Pour les compagnies aériennes, l'enjeu sera la certitude opérationnelle. Pour les hôtels, ce sera la communication avec les clients. Pour les tour-opérateurs, ce sera la capacité à ajuster les transferts et à fournir un support client si les horaires changent. Pour les voyageurs indépendants, ce sera la flexibilité et une documentation claire. Pour la destination dans son ensemble, ce sera la capacité à résoudre un conflit social de service essentiel sans nuire à la confiance durant la saison estivale.

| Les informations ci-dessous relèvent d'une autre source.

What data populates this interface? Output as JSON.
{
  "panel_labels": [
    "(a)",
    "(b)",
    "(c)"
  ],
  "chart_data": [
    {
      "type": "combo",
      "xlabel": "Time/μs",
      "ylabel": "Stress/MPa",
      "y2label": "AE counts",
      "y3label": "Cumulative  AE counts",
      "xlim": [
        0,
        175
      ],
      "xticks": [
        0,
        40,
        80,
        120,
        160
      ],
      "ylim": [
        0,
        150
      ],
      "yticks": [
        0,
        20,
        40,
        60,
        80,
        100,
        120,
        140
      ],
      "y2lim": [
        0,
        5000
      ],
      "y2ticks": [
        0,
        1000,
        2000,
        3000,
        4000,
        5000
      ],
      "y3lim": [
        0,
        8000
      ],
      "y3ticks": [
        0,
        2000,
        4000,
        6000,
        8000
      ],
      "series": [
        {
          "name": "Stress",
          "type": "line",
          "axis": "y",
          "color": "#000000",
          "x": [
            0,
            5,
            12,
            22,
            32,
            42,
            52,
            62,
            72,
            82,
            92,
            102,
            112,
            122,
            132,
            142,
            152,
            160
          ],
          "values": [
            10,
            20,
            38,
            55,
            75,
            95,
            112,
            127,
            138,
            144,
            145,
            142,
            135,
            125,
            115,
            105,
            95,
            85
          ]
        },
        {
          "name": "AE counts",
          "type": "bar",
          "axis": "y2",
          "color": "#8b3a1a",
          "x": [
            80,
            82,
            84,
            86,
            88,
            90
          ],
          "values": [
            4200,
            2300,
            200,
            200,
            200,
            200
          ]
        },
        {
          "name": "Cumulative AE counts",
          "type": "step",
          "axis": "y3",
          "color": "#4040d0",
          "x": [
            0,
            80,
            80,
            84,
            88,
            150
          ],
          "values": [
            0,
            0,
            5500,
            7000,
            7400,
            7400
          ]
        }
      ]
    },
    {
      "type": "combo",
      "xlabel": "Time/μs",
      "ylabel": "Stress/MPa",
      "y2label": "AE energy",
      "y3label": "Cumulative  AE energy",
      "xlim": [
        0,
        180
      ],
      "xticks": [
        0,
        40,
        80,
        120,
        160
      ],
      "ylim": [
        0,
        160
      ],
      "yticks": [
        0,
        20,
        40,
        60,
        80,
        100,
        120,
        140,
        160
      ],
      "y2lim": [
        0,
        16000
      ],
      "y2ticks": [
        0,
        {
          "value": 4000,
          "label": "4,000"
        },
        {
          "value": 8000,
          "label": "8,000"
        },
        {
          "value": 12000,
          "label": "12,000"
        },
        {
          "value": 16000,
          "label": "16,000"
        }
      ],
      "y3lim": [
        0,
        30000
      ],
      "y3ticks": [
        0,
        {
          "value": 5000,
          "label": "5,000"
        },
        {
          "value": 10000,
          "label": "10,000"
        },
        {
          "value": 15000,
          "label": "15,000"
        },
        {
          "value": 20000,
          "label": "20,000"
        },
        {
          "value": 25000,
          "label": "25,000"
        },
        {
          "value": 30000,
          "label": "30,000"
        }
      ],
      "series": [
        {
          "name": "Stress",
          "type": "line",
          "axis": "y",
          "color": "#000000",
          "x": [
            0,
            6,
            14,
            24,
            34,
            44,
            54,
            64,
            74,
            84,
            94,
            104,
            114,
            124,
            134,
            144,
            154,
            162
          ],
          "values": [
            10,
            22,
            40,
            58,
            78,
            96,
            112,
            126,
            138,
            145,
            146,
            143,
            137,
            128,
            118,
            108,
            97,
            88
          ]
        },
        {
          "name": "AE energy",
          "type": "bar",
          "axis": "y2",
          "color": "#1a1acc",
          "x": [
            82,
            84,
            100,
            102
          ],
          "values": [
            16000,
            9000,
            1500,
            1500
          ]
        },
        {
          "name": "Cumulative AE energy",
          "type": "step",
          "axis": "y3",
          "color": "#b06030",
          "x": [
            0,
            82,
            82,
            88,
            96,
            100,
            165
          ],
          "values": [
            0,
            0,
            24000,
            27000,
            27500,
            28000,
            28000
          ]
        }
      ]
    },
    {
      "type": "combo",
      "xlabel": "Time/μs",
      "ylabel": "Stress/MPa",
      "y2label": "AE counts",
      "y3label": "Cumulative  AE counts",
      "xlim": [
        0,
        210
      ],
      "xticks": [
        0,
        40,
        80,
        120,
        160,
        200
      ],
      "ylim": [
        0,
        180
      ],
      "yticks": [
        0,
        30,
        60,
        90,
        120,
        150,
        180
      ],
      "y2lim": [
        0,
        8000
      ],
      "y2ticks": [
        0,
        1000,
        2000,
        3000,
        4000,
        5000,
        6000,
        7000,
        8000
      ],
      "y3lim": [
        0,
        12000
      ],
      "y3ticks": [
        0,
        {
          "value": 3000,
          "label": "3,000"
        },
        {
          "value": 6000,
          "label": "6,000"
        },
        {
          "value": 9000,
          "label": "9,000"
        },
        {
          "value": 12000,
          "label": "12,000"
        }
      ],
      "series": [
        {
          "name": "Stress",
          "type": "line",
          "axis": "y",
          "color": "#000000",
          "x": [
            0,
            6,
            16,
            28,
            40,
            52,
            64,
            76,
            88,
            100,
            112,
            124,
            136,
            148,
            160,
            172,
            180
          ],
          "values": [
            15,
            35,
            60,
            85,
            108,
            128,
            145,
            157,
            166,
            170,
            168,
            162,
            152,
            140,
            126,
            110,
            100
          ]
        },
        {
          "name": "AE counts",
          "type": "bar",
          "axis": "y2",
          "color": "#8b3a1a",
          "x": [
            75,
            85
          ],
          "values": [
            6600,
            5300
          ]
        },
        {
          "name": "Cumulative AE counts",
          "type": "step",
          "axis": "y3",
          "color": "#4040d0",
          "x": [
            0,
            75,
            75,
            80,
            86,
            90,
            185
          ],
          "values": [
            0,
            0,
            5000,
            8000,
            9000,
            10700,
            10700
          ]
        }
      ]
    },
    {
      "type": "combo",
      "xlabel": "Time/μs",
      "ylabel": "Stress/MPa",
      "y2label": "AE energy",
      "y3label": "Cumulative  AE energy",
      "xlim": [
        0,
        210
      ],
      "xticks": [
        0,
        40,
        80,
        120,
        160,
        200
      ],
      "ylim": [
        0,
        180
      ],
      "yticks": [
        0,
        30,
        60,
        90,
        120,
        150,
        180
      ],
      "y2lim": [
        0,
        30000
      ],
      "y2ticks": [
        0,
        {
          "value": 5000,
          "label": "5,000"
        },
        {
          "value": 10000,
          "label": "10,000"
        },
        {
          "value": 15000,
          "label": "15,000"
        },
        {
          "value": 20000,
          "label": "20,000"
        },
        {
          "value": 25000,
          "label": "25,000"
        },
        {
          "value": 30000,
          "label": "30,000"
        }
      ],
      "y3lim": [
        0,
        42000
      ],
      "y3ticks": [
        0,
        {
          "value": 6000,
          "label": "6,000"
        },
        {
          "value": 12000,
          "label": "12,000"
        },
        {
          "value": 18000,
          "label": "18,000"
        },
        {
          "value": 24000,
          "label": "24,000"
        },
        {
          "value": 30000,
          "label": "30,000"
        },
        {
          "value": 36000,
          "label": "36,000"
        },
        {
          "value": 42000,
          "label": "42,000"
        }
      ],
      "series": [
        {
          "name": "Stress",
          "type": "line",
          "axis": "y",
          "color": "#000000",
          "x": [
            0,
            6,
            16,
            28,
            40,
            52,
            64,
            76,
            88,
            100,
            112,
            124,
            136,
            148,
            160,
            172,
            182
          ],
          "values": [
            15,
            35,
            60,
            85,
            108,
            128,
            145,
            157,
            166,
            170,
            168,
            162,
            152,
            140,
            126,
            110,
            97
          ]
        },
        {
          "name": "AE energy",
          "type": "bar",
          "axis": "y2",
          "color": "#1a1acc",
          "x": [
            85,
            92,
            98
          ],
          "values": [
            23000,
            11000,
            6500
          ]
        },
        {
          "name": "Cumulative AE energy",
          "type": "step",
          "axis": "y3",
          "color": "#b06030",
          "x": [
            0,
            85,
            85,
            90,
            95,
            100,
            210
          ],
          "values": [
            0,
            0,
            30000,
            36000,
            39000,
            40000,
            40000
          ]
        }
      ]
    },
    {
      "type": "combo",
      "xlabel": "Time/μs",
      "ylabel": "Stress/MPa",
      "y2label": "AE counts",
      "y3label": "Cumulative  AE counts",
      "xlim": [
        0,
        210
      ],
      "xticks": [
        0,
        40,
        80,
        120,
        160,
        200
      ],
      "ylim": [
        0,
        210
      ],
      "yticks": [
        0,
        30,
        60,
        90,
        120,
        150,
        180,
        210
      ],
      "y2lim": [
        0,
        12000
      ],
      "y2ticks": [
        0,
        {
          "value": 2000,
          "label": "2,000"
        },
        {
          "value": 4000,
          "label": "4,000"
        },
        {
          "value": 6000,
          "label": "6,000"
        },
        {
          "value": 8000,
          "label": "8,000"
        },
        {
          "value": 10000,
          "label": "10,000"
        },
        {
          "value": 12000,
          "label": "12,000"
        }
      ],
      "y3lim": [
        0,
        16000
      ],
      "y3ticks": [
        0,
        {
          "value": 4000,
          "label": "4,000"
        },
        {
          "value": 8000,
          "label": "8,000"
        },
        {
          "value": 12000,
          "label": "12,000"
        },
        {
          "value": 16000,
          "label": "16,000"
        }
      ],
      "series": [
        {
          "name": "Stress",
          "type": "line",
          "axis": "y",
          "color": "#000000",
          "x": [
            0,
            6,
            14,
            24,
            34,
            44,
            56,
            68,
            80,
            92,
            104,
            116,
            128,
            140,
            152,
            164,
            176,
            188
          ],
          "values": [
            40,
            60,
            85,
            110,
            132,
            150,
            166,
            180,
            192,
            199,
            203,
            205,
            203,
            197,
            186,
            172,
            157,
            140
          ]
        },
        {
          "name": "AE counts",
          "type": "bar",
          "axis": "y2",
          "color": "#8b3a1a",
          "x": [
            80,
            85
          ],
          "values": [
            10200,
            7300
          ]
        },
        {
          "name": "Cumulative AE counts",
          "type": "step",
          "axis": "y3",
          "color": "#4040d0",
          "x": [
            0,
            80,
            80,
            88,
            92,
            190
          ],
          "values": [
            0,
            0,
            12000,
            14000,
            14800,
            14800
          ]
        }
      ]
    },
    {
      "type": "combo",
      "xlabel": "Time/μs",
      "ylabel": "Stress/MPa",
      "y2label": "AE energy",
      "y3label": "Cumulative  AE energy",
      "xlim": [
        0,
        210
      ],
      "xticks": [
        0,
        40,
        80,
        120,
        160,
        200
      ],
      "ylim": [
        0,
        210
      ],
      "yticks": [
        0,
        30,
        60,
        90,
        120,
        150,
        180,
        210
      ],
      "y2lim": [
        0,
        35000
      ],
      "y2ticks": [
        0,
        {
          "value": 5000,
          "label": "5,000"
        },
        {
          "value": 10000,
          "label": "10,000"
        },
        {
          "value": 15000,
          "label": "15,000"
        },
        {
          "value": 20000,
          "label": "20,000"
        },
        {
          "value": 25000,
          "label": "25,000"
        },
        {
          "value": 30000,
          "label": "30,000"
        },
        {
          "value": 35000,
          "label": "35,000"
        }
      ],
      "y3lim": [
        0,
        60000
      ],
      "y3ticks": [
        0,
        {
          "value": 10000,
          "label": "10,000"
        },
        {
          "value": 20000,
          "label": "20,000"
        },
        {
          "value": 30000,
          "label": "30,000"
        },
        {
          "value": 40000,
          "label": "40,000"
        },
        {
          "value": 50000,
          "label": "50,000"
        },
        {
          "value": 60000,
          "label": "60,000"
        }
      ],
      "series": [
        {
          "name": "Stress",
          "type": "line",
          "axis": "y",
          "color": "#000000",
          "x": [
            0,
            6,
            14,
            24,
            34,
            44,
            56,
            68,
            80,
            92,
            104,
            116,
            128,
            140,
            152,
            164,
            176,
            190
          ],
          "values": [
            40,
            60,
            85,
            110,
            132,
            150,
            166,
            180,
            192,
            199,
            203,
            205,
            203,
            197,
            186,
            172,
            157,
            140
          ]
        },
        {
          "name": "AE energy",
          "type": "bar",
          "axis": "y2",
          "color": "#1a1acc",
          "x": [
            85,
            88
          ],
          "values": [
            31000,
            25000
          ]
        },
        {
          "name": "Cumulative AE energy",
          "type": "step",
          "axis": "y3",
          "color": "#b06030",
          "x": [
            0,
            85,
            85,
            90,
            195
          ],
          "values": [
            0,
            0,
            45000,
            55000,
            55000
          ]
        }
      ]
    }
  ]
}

L'essentiel pour les visiteurs de juillet

Le litige sur l'approvisionnement en carburant des aéroports des Canaries est désormais un sujet d'actualité pour les voyages d'été, mais il doit être compris avec prudence. Le SITCA a annoncé des mobilisations aux aéroports de Tenerife Sud, Gran Canaria, Lanzarote et Fuerteventura durant la première moitié de juillet et a appelé à une grève à partir du 15 juillet si le litige avec CMD Aeropuertos Canarios n'est pas résolu. Le syndicat affirme que le conflit concerne la convention collective, les effectifs, la charge de travail et la reconnaissance des exigences du travail d'approvisionnement en carburant aviation.

Pour les vacanciers, le conseil immédiat est simple : maintenez vos plans, mais surveillez-les plus activement. Vérifiez le statut du vol avant de voyager, lisez les messages des compagnies aériennes et des tour-opérateurs, gardez à portée de main les contacts de transfert aéroportuaire et d'hébergement, et prévoyez un temps raisonnable pour les départs si le litige est toujours actif à l'approche du jour du voyage.

La raison principale d'être attentif est la nature du service concerné. L'approvisionnement en carburant est essentiel aux opérations aéroportuaires, et les aéroports cités sont centraux pour le tourisme à Tenerife, Gran Canaria, Lanzarote et Fuerteventura. La raison principale de ne pas surréagir est que la grève n'a pas encore commencé, que les négociations peuvent encore changer l'issue, et qu'aucune perturbation de vol confirmée ne découle automatiquement de l'annonce.

À l'approche de la mi-juillet, la question pratique pour les visiteurs sera de savoir si le litige est résolu, si des mesures de service minimum ou opérationnelles spécifiques sont annoncées, et si les compagnies aériennes publient des conseils spécifiques aux aéroports. D'ici là, c'est une histoire de surveillance et de vérification : importante pour la planification des voyages aux îles Canaries, mais pas une raison en soi d'abandonner des vacances d'été.